How the Team With No Rules Won 300 Games

“Never try to be better than someone else. Always learn from others. Never cease trying to be the best you can be.” – John Wooden, UCLA basketball coach, winner of ten national championships

 

He had no rules. He always talked about love and respect and building others up, especially opponents. What he never talked about was winning.

 

His name is Frosty Westering and he is one of the winningest college football coaches of all time (most of them spent at Pacific Lutheran University).

 

His methods were unique. Timeouts, even possibly in a championship game (he won four national championships), were a chance to play rock/paper/scissors. How did he do it?

 

You can’t talk about Frosty Westering without thinking about legendary basketball coach, John Wooden. Wooden didn’t recruit (neither did Westering), didn’t have long practices (neither did Westering), and didn’t talk about winning.

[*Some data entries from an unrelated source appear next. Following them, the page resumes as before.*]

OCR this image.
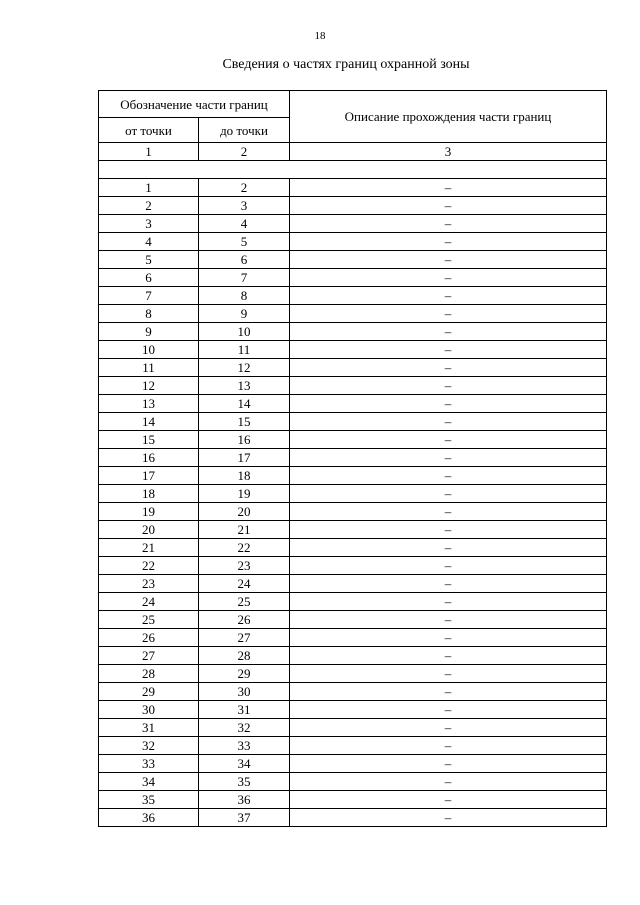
18
Сведения о частях границ охранной зоны
Обозначение части границ		Описание прохождения части границ
от точки	до точки	
1	2	3

1	2	–
2	3	–
3	4	–
4	5	–
5	6	–
6	7	–
7	8	–
8	9	–
9	10	–
10	11	–
11	12	–
12	13	–
13	14	–
14	15	–
15	16	–
16	17	–
17	18	–
18	19	–
19	20	–
20	21	–
21	22	–
22	23	–
23	24	–
24	25	–
25	26	–
26	27	–
27	28	–
28	29	–
29	30	–
30	31	–
31	32	–
32	33	–
33	34	–
34	35	–
35	36	–
36	37	–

They both, however, focused on developing good people, even more than good athletes. That’s why they won.

 

How they won was to focus on being their best selves, creating positive energy, and eliminating fear.

 

Wooden had three rules:

  1. Never be late.
  2. No swearing.
  3. Never criticize a teammate.

(Listen to Wooden talk about success on Ted.com here.)

 

Frosty’s teams had no rules because they simply learned to do what was right. They learned by example. When they didn’t do what was right, there were consequences, but no rules. The older ones taught the younger ones, and they all helped each other. You can read about Frosty in Sports Illustrated and in the Seattle Times.

 

In my five years of research on peak performance for the book Inner Excellence, I saw a few characteristics that kept coming up. Athletes and teams that played with poise under pressure played from the heart, had an expansive vision, and learned how to be fully engaged in the moment. Extraordinary performance, I realized, came down to love, wisdom, and courage, respectively.

 

Extraordinary performers win because they focus on connecting with their true selves, not beating the other team. It’s probably the biggest mistake athletes and coaches make: trying to beat the other team instead of focusing on being their best selves each moment.

 

When you focus on beating the other team, you introduce fear, because now you’re focusing on the future, and on something you can’t control–the opponent’s performance.

 

One of Frosty’s players summed it up well before a big game, “They’re here to beat us, we’re here to be us.”